Standardized tests have their place. Designed well, they can be one way of measuring minimal standards of proficiency for certain skills. But, in the end, they merely measure how each student can do on one given day on a limited range of tasks. They often test how well kids memorize material that, two weeks later, they forget. They really test how well you take a test. When is the last time you took a multiple-choice test where you work?
The reliance on standardized tests, I believe, has helped dumb-down America's schools in all too many cases. Rather than raising standards, they have often lowered them. Many teachers now "teach to the test," relying on lecture-based instruction to "cover" material that might be on a test and assessing students' learning by giving them tests that mimic the standardized ones at the end of the year.

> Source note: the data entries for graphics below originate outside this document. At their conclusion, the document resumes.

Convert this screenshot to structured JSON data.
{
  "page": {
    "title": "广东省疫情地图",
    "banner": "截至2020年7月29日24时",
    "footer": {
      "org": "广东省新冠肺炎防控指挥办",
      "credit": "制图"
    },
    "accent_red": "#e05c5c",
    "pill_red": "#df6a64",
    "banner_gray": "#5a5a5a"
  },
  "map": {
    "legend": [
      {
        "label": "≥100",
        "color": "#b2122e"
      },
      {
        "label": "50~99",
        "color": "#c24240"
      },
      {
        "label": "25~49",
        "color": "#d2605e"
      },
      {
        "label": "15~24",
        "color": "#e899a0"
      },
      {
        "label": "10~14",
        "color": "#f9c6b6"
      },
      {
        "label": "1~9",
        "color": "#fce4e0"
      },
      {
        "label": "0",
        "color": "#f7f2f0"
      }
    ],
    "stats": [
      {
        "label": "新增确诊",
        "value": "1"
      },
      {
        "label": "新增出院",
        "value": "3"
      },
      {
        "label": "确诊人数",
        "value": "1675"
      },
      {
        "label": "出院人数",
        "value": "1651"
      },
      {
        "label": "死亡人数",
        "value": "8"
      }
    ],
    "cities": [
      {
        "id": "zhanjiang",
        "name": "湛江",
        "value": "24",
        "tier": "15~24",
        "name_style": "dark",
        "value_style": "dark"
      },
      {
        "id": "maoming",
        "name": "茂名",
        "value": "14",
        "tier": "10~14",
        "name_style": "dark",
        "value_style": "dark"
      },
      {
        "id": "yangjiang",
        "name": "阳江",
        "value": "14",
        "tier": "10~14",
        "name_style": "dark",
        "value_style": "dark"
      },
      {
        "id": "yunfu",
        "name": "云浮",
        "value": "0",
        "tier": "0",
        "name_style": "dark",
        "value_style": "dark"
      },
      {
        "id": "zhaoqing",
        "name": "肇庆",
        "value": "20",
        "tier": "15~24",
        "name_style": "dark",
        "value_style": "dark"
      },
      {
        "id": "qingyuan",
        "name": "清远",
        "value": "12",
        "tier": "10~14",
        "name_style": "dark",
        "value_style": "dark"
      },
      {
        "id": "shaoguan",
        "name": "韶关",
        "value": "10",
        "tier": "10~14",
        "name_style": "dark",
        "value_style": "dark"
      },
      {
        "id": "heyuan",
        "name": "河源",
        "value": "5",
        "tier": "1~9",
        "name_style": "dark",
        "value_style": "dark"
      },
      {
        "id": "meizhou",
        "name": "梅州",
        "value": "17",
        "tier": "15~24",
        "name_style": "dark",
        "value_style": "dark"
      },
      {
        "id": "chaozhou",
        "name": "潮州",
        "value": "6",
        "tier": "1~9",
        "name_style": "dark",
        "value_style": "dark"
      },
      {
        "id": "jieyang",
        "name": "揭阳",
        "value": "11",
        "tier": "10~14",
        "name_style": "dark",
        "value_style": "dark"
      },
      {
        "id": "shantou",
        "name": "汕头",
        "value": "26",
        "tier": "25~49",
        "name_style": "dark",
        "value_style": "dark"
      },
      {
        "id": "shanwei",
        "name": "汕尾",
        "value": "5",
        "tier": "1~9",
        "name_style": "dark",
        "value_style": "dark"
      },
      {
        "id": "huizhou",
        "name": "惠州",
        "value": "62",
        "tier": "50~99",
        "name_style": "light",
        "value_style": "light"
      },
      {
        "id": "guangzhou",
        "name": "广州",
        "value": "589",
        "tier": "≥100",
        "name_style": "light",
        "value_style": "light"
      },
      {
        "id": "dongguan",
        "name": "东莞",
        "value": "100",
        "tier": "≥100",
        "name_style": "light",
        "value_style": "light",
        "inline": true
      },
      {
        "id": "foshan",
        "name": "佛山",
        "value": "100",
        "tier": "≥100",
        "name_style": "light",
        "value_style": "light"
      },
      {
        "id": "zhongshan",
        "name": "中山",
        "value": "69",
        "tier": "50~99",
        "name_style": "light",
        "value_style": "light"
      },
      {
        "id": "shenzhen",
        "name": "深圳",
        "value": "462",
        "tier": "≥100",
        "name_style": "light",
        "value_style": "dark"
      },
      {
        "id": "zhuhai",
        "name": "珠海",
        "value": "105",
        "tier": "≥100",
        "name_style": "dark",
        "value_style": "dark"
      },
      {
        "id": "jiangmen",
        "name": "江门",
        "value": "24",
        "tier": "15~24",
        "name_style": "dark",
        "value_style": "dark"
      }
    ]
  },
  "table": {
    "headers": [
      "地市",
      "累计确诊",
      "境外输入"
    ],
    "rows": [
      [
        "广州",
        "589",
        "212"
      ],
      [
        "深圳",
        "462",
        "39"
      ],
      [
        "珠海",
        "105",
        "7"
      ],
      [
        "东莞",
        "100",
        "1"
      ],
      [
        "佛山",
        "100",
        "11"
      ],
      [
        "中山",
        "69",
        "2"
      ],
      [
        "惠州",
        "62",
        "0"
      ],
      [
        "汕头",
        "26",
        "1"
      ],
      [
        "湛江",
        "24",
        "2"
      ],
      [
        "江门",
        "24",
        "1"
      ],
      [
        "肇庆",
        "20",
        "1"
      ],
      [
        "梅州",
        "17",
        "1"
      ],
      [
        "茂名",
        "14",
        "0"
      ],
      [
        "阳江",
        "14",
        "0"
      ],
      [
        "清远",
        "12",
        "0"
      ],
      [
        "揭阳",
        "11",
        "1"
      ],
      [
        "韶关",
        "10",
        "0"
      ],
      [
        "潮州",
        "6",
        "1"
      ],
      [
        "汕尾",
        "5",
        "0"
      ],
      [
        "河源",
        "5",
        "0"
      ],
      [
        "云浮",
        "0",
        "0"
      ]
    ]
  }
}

The purpose of America's schools shouldn't be to raise test scores. I believe the purpose of America's schools should be to prepare our kids for 21st century careers and to teach them how to participate successfully in our society. Kids need to learn how to innovate, problem-solve, and collaborate with peers. They need to learn how to research, analyze, and communicate effectively, in writing and verbally. They need to understand how the economy works, how to budget and manage their money, and how to invest for the future. They need to know how to take care of their bodies through exercise and good nutrition. They need to know how to evaluate a doctor's advice and how to understand news about medical and scientific studies. They need to know how to be effective citizens in a democracy - how to follow and understand the news, how to discuss political and economic issues with their relatives, friends and co-workers, and how to participate in a democracy. Kids need to know how to figure out for whom to vote, how to vote, how to lobby their elected representatives, and how to share their opinions with their fellow citizens (letters to the editor, Twitter, Facebook, blogging, etc.).

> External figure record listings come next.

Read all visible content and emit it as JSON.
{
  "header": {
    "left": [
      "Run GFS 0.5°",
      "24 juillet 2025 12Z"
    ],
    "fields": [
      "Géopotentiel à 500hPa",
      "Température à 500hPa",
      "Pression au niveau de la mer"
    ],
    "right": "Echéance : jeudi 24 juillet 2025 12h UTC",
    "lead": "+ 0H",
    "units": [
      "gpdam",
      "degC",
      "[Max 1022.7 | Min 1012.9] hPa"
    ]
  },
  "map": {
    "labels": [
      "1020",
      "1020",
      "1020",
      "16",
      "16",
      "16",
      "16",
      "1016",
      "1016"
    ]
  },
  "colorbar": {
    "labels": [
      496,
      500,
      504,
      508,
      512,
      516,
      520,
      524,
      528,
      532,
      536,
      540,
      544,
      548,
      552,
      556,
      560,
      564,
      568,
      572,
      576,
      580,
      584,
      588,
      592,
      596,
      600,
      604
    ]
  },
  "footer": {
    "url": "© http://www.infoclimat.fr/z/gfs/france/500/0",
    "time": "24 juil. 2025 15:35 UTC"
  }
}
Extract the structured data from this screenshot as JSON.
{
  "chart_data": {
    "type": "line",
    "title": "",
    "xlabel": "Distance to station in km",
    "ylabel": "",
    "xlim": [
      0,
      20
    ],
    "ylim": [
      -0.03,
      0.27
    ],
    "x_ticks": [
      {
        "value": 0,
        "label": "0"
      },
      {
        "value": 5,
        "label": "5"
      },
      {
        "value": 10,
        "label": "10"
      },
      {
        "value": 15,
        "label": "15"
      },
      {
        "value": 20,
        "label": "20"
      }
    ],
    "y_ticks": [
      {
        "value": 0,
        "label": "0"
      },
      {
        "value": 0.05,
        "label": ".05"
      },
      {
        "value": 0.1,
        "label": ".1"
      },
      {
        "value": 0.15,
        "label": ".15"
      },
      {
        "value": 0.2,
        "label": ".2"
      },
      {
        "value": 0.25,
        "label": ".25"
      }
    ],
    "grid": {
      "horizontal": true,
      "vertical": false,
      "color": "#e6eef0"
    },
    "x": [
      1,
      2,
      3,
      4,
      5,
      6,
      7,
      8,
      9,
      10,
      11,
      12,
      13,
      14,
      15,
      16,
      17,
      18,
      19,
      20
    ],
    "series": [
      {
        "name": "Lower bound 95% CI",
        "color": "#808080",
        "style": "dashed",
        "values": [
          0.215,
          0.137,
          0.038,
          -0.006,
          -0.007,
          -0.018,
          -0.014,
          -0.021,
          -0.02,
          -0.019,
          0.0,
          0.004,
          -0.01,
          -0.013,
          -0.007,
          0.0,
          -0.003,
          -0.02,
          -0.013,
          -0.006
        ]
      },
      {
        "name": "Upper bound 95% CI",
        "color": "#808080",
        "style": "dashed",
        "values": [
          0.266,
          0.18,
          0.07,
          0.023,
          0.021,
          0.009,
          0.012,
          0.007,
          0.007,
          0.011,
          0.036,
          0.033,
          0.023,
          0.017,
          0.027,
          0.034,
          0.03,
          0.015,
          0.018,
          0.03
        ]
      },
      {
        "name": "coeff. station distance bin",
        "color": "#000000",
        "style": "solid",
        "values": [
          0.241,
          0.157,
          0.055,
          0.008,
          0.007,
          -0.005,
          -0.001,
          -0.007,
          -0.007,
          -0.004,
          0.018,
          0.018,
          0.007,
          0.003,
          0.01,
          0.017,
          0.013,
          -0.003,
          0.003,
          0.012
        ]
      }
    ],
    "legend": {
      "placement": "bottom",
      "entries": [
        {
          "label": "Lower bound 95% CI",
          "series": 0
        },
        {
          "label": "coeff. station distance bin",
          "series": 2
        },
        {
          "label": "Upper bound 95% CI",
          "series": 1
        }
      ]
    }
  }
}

For the most part, standardized tests do not assess how well we are meeting those needs. We will not have the best chance of meeting those needs by teaching to the test by lecturing kids and having them memorize facts they can look up online in 30 seconds. If we lower our expectations to the standards of the tests, teachers and kids will lower their expectations and those needs will not be met. Basing teachers' salaries and job security on how well their students do on standardized tests is the path to mediocrity, not innovation and excellence.
We need better and higher standards. We need better ways of evaluating what we do in the classroom. We need better ways of preparing kids in poor inner city and rural districts for elementary school, so they can read and write and focus the rest of their academic careers on rising to high expectations. We need to train our teachers to be more innovative and creative, to take risks in the classroom in order to best address the needs and aspirations of the students they work with each year.
What do you think our goals should be? What's the best way to achieve them? How do we do it in this fiscal climate?